May 19, 2016 at 9:00 am ET
Report: Specialty Drug Spending Increased 26 Percent
A Blue Cross Blue Shield Association report released Thursday found that spending per patient on specialty drugs increased by 26 percent between 2013 and 2014.
The report examined both pharmacy and medical benefit claims, which takes into account the costs of drugs obtained by a prescription and those administered in a doctor’s office or hospital, which is where more than 80 percent of cancer drugs are given.
BCBSA’s studies are useful because its insurers are the most active participants on the Obamacare exchanges and they encompass a fairly large sample of insurers nationwide.
Like other studies, BCBSA found that the biggest driver of the spike was increases in drug prices, which accounted for 15 percent of the cost increase. Higher utilization costs accounted for another 11 percent of the increase.
Translation: Drugs are more expensive, and more people are using them.
“The recent, rapid increases in specialty drug costs are a concern for everyone — the public, medical professionals, health care companies, employers of all sizes, and taxpayers who bear the cost of prescription drugs provided by government programs such as Medicare, Medicaid, and those who receive financial assistance to purchase individual coverage,” said Trent Haywood, chief medical officer for BCBSA, in a statement.

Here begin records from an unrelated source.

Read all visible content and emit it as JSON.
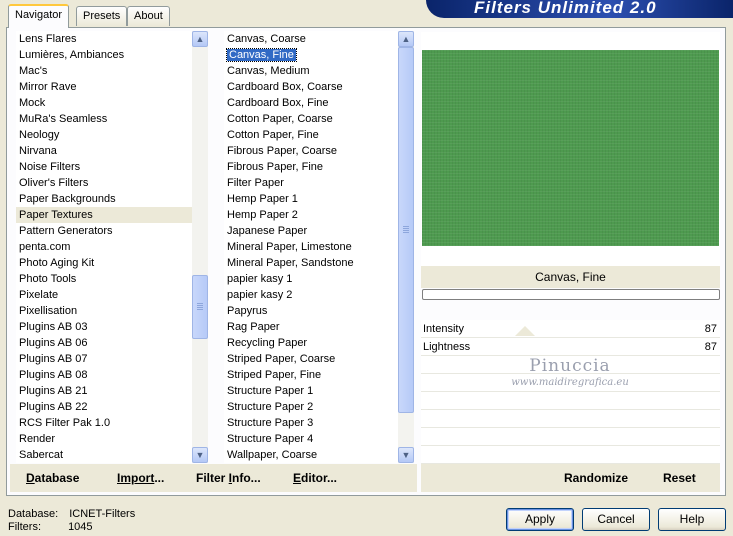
{
  "tabs": [
    {
      "label": "Navigator",
      "active": true
    },
    {
      "label": "Presets",
      "active": false
    },
    {
      "label": "About",
      "active": false
    }
  ],
  "app_title": "Filters Unlimited 2.0",
  "categories": {
    "items": [
      "Lens Flares",
      "Lumières, Ambiances",
      "Mac's",
      "Mirror Rave",
      "Mock",
      "MuRa's Seamless",
      "Neology",
      "Nirvana",
      "Noise Filters",
      "Oliver's Filters",
      "Paper Backgrounds",
      "Paper Textures",
      "Pattern Generators",
      "penta.com",
      "Photo Aging Kit",
      "Photo Tools",
      "Pixelate",
      "Pixellisation",
      "Plugins AB 03",
      "Plugins AB 06",
      "Plugins AB 07",
      "Plugins AB 08",
      "Plugins AB 21",
      "Plugins AB 22",
      "RCS Filter Pak 1.0",
      "Render",
      "Sabercat"
    ],
    "selected": "Paper Textures"
  },
  "filters": {
    "items": [
      "Canvas, Coarse",
      "Canvas, Fine",
      "Canvas, Medium",
      "Cardboard Box, Coarse",
      "Cardboard Box, Fine",
      "Cotton Paper, Coarse",
      "Cotton Paper, Fine",
      "Fibrous Paper, Coarse",
      "Fibrous Paper, Fine",
      "Filter Paper",
      "Hemp Paper 1",
      "Hemp Paper 2",
      "Japanese Paper",
      "Mineral Paper, Limestone",
      "Mineral Paper, Sandstone",
      "papier kasy 1",
      "papier kasy 2",
      "Papyrus",
      "Rag Paper",
      "Recycling Paper",
      "Striped Paper, Coarse",
      "Striped Paper, Fine",
      "Structure Paper 1",
      "Structure Paper 2",
      "Structure Paper 3",
      "Structure Paper 4",
      "Wallpaper, Coarse"
    ],
    "selected": "Canvas, Fine"
  },
  "links": {
    "database": {
      "first": "D",
      "rest": "atabase"
    },
    "import": {
      "first": "Import",
      "rest": "..."
    },
    "filter_info": {
      "first": "Filter ",
      "u": "I",
      "rest": "nfo..."
    },
    "editor": {
      "first": "E",
      "rest": "ditor..."
    }
  },
  "preview": {
    "color": "#4e9a4f",
    "filter_name": "Canvas, Fine",
    "progress": 0
  },
  "params": [
    {
      "label": "Intensity",
      "value": "87"
    },
    {
      "label": "Lightness",
      "value": "87"
    }
  ],
  "watermark": {
    "line1": "Pinuccia",
    "line2": "www.maidiregrafica.eu"
  },
  "randomize_label": "Randomize",
  "reset_label": "Reset",
  "status": {
    "database_label": "Database:",
    "database_value": "ICNET-Filters",
    "filters_label": "Filters:",
    "filters_value": "1045"
  },
  "buttons": {
    "apply": "Apply",
    "cancel": "Cancel",
    "help": "Help"
  },
  "scroll": {
    "categories_thumb": 0.68,
    "filters_thumb": 0.0
  }
}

Haywood suggested a few policies that could help reduce drug prices, including speeding up the approval of generic and biosimilar drugs as well as infusing more transparency into the drug pricing process.
“To promote affordability and access to new innovative medicines, it’s important to have greater competition and choice to bring costs down for everyone,” he said.
The report also found that drug spending is 17 percent higher per patient in the individual market — i.e., Obamacare exchanges. This was due mostly to higher use by those enrollees of cancer, HIV and hepatitis drugs.
It makes sense that people in the individual market would have spent more than those with employer-provided insurance in 2014. That was the first year of enrollment on Obamacare exchanges, and many of the enrollees were newly insured after the passage of the Affordable Care Act. The health care law prohibited insurers from discriminating against pre-existing conditions and allowed low-income people to get federal subsidies for health insurance.
Thus, many of the newly insured were either sick or poor, or both, and hadn’t had access to health care before. A spike in health care costs on the individual market was expected.
Different drugs highlighted in the report illustrate different challenges in understanding the role of drug pricing on the cost of patient care. For example, hepatitis C spending spiked in 2014 with the introduction of Sovaldi and Harvoni onto the market. Of the $87 per patient increase over a year, hepatitis medication accounted for $29 of that, and monthly treatment costs increased by 400 percent.
Since then, more hepatitis drugs have entered the market, lowering costs. The drugs available also provide a cure, meaning that patients won’t have to continuously take it. It’s a one-time cost, albeit a prolonged one.
The situation is not the same with new cancer drugs, as the number in the development pipeline is increasing. Oncology medication is particularly challenging when it comes to controlling costs because patients often take multiple drugs simultaneously. More drugs on the marketplace won’t necessarily have the same downward pressure on prices that occurs in other drug classes.
Cancer drugs are also being developed for more targeted patient groups, meaning that to recoup research and development costs, prices must be high.
The BCBSA report found a 7 percent increase in the monthly cost of cancer drugs per patient, but cancer drug utilization rates are almost 10 times higher than that of hepatitis drugs, which means the somewhat modest increase is magnified.
The report said insurers are trying to keep the spending under control. “BCBS companies help customers maximize their prescription coverage to get the drugs they need at the most affordable cost. For example, members are encouraged to use generic prescription medicines, mail-order delivery, and home infusion, when available, and follow medication plans as prescribed by their doctors.”
The report also defended its member companies’ use of drug tiers, which sort covered drugs into different categories with different levels of cost-sharing. Generic drugs, for example, usually have less cost-sharing to encourage their use. Expensive drugs are put on higher tiers to discourage use. Drug companies and some experts have complained that drug companies will put expensive drugs on high cost-sharing tiers even when there isn’t a cheaper alternative.
“BCBS companies also work hard to hold down health care costs through prescription drug tiers or lists, which set different out-of-pocket costs for different types of prescription medicines. In building these lists, BCBS companies bring together doctors, nurses and pharmacists to help evaluate safety and effectiveness as well as how drugs should be listed,” the report said.